Лука стоял с медалью на груди, улыбаясь в камеры.
В руках он держал грамоту, сертификат, чек на крупную сумму.
Журналисты вспышками фотокамер ловили каждое его движение.
– Господин Лука, что вы чувствуете? – кричал кто-то из зала.
Он чуть склонил голову, прищурился, улыбнулся.
– Я чувствую, что это… только начало.
Он знал: мальчик дома, мальчик – в лаборатории, мальчик – его главный ресурс.
И всё только начинается.
Лука вошёл в комнату мягко, но взгляд у него был стальной.
Николь сидела на кровати, держа мальчика на руках – он уже был старше трёх, но всё равно тянулся к ней, обнимался, прятался в её волосах.
Лука резко сказал:
– Николь, хватит. Ты слишком к нему привязываешься.
Она вздрогнула, посмотрела на него с растерянностью.
– Но… он ведь ребёнок. Он… он никого больше не знает, кроме меня.
Лука сделал несколько шагов, наклонился, глядя прямо в её лицо.
– Он не ребёнок. Он объект. Эксперимент. И если ты хочешь по-настоящему помочь – держись на расстоянии. Это пойдёт на пользу вам обоим.
Он ухмыльнулся.
– Когда придёт время… тебе будет проще его отпустить.

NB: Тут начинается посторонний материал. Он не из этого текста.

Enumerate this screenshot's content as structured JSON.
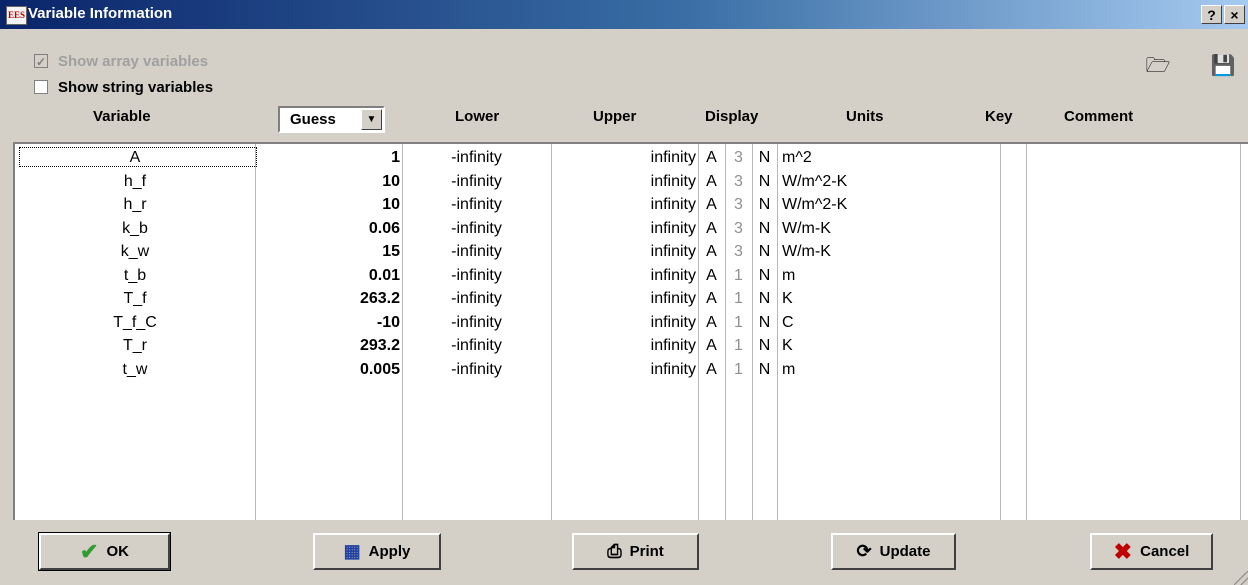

И ему – тебя.
Николь опустила голову.
Она знала: Лука – герой. Он спасает человечество. Он создаёт вакцину, лечит смертельные болезни, двигает науку.
Она… просто маленький винтик.
– Хорошо, – тихо сказала она. – Я постараюсь.
На следующий день мальчик осторожно подошёл к ней, когда Лука ушёл.
– Николь… – тихо сказал он, держа её за подол платья. – Почему ты… почему ты не смотришь? Не обнимаешь?..
Она сжала губы, стараясь не смотреть ему в глаза.
– Мне нельзя… малыш…
– Почему? – его голос задрожал, он начал всхлипывать. – Я… плохой?
– Нет! – она резко села на корточки, обняла его. – Ты не плохой! Ты чудо! Ты самый лучший…
Но тут же отстранилась, дрожа.
– Прости… прости… мне нельзя… Лука… он… он спасает всех… он… он знает, как правильно…
Мальчик замер, глядя на неё с расширенными глазами.
Пожалуйста, иди с ним, – шептала Николь, опускаясь на колени перед Онисамой. – Я… я ничего не могу сделать…
Её руки дрожали, глаза блестели от слёз.
Онисама смотрел на неё широко распахнутыми глазами, тряс головой:
– Нет… Николь… нет… не хочу… не надо…
Он цеплялся за край её платья, дрожащими пальчиками хватал ткань, но она, сжав зубы, осторожно отодвинула его руки.
– Прости… прости… – тихо повторяла она, закрывая лицо ладонями.
Лука стоял у двери – ровный, хищный, терпеливый.
– Ну что, Чистый, идём?
Онисама резко развернулся и кинулся в ванную.
Он захлопнул за собой дверь, сел на пол, прижимая руки к лицу.
– Не хочу… не хочу… – шептал он, трясясь от страха.
Лука подошёл, открыл дверь.
– Ты серьёзно? – холодно спросил он.
Мальчик попытался забиться в угол.
Лука подошёл к раковине, открутил воду – холодную, ледяную. Взял кувшин, налил и резко плеснул прямо на мальчика.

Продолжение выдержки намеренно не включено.